You would imagine that being married to a 40+ (41 on march 5th) year old man I’d have a pretty good idea of men’s view on this…BUT I DON’T!
My husband and I have known each other since we were both 15 years young…we’ve been together since we turned 18, that’s…. A LOT!!! in fact, more than half our lives…we’ve been more years together than apart…
We’ve bought diapers for our small cousins, we’ve bought diapers for our nephews, we’ve bought diapers for our children…and pretty soon, we’ll be buying diapers for each other…
And all along, I’ve been the one talking… he is clearly not interested in philosophizing about life or about being 40+
v.intr. 1. To speculate in a philosophical manner.
2. To set forth or express a moralistic, often superficial philosophy.
v.tr. To consider (a matter) from a philosophical standpoint.
However, I do want to ‘document’ what I PERCEIVE and INFER a 40+ man is (from listening to the few things he actually says, from reading between the lines, and from observing him closely)…
…will not talk about his worries unless he’s already started working on the solution…
…will finally make time to get a check up
…expects to start seeing profit from all his effort and if his efforts have not been enough to give a profit he will get moving as if there was no tomorrow
…expects more of himself, he wants to surpass his father’s legacy
…owns his mistakes, as well as his achievements
…laughs at himself
…wants to ensure a happy life for him and his wife, a life that will mean no burdens on the children and many happy memories for all
…feels strong but not invincible
…says the factory defects (snoring and other manly absurdities) should now be taken as signs of uniqueness and endearing quirks
…finally accepts he has options and gives himself the opportunity to choose play over work
…notices inch by inch how his children are growing and minute by minute he does not spend with them
…finally sent his wife a Valentine’s Day sms saying that he had no idea where he would be if she wasn’t part of his life…
What am I missing? surely many more things…
so I’ll keep looking and listening closely but inconspicuously,
I wouldn’t want him to suspect that he’s under surveillance
me too…it’s been sooo much work…15 years in the making (anything before that is not my fault) 🙂
Wow, I kind of like this over 40 year old version of a man!
All within reason, right?! 🙂
To a point. 😉
OMG… I read this and giggled… The paralelism or proportionality: vulnerability is directly proporcional to love… The more he shows his vulnerability the more he loves you… Oops, am I ready for this?! Jajajaaaaa this is certainly food for thought my friend!

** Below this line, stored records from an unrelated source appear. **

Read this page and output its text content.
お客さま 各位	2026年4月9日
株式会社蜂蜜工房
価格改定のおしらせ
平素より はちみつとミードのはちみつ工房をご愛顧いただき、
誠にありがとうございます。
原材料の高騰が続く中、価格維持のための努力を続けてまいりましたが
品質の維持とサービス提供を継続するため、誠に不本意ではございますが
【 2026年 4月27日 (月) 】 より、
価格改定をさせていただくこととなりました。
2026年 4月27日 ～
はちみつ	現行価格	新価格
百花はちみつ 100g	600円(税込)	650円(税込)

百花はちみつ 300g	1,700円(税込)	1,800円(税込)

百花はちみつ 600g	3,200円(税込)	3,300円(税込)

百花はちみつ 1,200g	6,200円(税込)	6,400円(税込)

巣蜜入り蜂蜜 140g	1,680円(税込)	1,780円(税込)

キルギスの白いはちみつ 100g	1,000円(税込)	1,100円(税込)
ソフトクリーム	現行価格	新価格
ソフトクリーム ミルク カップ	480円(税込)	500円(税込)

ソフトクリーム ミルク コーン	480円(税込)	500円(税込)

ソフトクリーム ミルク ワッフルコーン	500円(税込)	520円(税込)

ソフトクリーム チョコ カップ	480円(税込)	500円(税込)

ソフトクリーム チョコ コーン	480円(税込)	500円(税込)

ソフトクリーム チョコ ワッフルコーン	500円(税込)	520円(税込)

Yes Alexandra. You know a man loves you when he shows you his vulnerabilities!
You know Stu, you are right, and living with a man and watching him slowly let down his guard means so much, maybe this is when the team part of the work that is marriage really begins 🙂 thank you Stu
The good and the bad sister! El tiempo va ayudandote a ver lo bueno y a dejar pasar lo no tan bueno…pick your battles! You are the family I got to choose and I am grateful that you have been with us from way back when…Xoxo
Being a 40+ man I would add: … he stops thinking he can do it all alone, and realises he Needs all the help he can get! 😉
Loved this!! Me rei mucho y me hizo pensar. Glad to know i know you both way back when! Xoxo
Thank you Teecee… If he knew He was under surveillance he would not like it one bit though, thank God my discoveries have been all quite inspiring and positive (minus the factory defects), jejejejeee, read you soon my dear friend
Graciaaaas… Amiga, seguro tu tendrás cositas que agregar a esta lista… 😉 big hug!
🙂 me encantó…
Lovely post, my friend.
You are doing some good surveillance and I think your findings are right on point.